Маруся поднесла пухленькие пальчики к шее и показала.
– Удовольствие? Это же неприятно и… больно…
Вася искренне не понимал подруги, имевшей старшую сестру Светку (вылитая София Ротару), учившуюся в медучилище на фельдшерицу. Маруся закатила глаза, как пожилая кокотка.
– Больно? Подрастёшь, поймёшь, что и боль тоже может приносить удовольствие.
Вы поедете на бал?
Так бы они и ехали до кольца и по кольцу, лишь бы разговаривать.
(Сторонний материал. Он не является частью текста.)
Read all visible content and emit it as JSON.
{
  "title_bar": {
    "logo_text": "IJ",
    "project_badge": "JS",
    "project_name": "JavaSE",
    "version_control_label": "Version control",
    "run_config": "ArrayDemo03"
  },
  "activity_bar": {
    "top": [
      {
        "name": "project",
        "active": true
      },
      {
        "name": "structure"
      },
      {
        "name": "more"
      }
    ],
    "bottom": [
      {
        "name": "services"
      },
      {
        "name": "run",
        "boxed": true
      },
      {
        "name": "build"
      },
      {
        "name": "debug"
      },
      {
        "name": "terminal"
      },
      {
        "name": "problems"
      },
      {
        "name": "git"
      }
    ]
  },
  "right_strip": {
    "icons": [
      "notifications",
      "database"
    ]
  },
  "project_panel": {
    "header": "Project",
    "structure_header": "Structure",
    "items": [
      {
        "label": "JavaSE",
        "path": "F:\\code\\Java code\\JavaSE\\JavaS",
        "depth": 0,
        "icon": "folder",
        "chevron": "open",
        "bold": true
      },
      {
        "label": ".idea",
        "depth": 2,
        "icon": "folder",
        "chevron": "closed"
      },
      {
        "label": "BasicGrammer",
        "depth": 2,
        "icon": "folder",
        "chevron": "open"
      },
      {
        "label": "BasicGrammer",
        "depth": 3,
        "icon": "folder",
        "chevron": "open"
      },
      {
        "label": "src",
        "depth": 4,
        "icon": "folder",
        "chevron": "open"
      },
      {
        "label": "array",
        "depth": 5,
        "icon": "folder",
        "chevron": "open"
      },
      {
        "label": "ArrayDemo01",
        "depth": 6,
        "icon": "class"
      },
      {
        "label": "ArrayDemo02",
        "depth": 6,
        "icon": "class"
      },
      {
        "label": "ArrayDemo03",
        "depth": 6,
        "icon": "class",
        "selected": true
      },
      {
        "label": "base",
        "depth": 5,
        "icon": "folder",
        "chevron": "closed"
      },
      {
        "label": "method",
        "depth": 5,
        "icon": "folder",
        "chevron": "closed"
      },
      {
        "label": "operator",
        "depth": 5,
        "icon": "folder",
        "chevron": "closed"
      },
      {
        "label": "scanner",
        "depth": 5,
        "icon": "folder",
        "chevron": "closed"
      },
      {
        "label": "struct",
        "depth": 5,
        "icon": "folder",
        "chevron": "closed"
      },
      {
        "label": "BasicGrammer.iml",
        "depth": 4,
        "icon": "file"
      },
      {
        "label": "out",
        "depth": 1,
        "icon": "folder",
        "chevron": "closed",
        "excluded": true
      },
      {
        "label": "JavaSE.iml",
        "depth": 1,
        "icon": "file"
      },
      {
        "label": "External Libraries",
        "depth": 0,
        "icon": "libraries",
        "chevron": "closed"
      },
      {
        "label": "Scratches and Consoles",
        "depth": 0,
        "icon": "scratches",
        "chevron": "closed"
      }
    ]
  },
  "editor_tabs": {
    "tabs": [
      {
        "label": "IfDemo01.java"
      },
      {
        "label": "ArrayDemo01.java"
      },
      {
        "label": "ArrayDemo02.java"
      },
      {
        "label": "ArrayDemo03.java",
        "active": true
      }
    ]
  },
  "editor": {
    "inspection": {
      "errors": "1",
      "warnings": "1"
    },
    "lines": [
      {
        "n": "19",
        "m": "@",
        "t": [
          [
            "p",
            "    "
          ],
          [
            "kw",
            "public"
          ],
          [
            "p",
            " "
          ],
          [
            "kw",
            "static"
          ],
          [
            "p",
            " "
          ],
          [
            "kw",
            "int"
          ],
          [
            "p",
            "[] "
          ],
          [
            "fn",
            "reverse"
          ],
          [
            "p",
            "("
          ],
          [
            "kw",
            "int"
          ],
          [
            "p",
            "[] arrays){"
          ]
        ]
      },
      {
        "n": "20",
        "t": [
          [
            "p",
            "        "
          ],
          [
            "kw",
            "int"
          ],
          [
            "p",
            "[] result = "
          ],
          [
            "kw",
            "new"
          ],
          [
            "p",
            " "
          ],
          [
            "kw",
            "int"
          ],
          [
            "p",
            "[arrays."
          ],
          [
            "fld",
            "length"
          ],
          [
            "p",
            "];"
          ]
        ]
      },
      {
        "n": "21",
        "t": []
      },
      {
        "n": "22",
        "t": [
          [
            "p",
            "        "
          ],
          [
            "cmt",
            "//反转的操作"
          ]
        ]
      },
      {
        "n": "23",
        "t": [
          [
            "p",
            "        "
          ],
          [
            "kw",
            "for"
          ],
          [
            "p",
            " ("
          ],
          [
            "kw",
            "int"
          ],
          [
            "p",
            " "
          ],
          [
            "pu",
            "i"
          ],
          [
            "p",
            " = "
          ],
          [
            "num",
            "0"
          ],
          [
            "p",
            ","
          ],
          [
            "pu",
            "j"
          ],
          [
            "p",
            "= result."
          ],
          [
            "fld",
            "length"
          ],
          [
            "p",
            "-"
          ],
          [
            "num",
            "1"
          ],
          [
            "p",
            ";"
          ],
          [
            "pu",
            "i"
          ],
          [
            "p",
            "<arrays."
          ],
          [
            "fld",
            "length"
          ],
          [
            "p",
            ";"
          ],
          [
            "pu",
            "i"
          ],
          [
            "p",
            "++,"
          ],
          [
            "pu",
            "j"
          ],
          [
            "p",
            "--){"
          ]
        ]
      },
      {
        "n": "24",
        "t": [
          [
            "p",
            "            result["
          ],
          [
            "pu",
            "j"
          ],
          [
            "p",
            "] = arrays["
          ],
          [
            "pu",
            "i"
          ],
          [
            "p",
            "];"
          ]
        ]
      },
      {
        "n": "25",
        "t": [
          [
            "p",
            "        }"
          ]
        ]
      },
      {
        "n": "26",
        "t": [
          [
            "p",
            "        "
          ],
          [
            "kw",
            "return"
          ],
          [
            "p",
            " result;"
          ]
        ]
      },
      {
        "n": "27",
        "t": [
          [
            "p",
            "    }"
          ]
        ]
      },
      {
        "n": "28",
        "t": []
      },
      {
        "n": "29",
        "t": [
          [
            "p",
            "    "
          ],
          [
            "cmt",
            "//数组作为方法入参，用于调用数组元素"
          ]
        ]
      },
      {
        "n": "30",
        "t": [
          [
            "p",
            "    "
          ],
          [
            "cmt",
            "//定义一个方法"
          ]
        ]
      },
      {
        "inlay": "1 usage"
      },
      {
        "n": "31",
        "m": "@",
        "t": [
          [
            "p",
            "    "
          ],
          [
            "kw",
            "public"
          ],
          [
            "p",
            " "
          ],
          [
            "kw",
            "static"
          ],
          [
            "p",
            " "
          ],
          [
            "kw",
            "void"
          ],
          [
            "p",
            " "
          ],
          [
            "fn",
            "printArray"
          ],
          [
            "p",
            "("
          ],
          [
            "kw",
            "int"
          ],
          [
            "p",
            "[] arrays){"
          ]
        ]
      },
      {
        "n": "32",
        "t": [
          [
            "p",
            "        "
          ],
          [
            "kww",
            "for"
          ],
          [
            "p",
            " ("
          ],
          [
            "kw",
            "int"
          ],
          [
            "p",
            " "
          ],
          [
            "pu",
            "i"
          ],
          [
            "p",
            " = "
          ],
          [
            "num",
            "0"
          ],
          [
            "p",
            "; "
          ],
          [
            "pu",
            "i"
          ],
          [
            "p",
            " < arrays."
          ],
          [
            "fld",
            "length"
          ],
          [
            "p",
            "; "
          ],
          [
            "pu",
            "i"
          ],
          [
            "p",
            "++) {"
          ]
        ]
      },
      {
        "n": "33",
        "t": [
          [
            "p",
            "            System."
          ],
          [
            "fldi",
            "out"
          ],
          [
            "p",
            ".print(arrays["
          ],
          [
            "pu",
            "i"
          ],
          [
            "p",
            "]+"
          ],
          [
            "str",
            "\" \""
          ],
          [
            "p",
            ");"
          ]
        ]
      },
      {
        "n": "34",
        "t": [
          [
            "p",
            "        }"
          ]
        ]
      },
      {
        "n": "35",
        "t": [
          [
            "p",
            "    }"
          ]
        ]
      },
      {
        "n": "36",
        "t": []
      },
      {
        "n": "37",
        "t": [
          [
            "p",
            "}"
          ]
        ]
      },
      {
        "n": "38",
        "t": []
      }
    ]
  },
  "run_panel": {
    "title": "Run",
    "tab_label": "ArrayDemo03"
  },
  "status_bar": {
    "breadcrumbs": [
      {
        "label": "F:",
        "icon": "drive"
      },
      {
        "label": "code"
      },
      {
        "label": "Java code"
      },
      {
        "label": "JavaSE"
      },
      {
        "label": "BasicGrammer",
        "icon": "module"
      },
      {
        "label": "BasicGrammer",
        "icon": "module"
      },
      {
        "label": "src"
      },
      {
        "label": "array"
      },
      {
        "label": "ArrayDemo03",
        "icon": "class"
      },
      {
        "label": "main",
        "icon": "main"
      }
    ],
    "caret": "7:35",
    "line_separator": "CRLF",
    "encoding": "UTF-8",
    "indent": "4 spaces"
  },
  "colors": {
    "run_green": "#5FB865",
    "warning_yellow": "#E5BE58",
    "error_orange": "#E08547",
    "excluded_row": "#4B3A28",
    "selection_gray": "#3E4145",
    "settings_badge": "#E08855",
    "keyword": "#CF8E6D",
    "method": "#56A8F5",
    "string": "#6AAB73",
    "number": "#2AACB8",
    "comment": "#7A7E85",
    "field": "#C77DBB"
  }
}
Пару лет назад, ещё в классе шестом (вероятно, зимой, когда рано темнеет и постоянно хочется спать), сложился у них ритуал ежевечерних перетираний да разборов. Подробно, дотошно, с пристрастием, ковырянием в деталях перебирали они, что случилось днём, в школе и дома, с соучениками и родителями, буквально обо всём и ни о чём. Не заметили, как во всё это втянулись по уши (причём непонятно, кто больше), хотя личных границ никогда не переходили – вроде бы как личная жизнь у каждого сама по себе, «на стороне». А здесь, в девичей спальне (сумерничали в основном у Тургояк, под шум телевизора за картонной стеной – Светка к тому времени вышла замуж и отчалила), мы только «плюшками балуемся», совершенно невинно, как лучшие друзья. Или, скорее, подруги?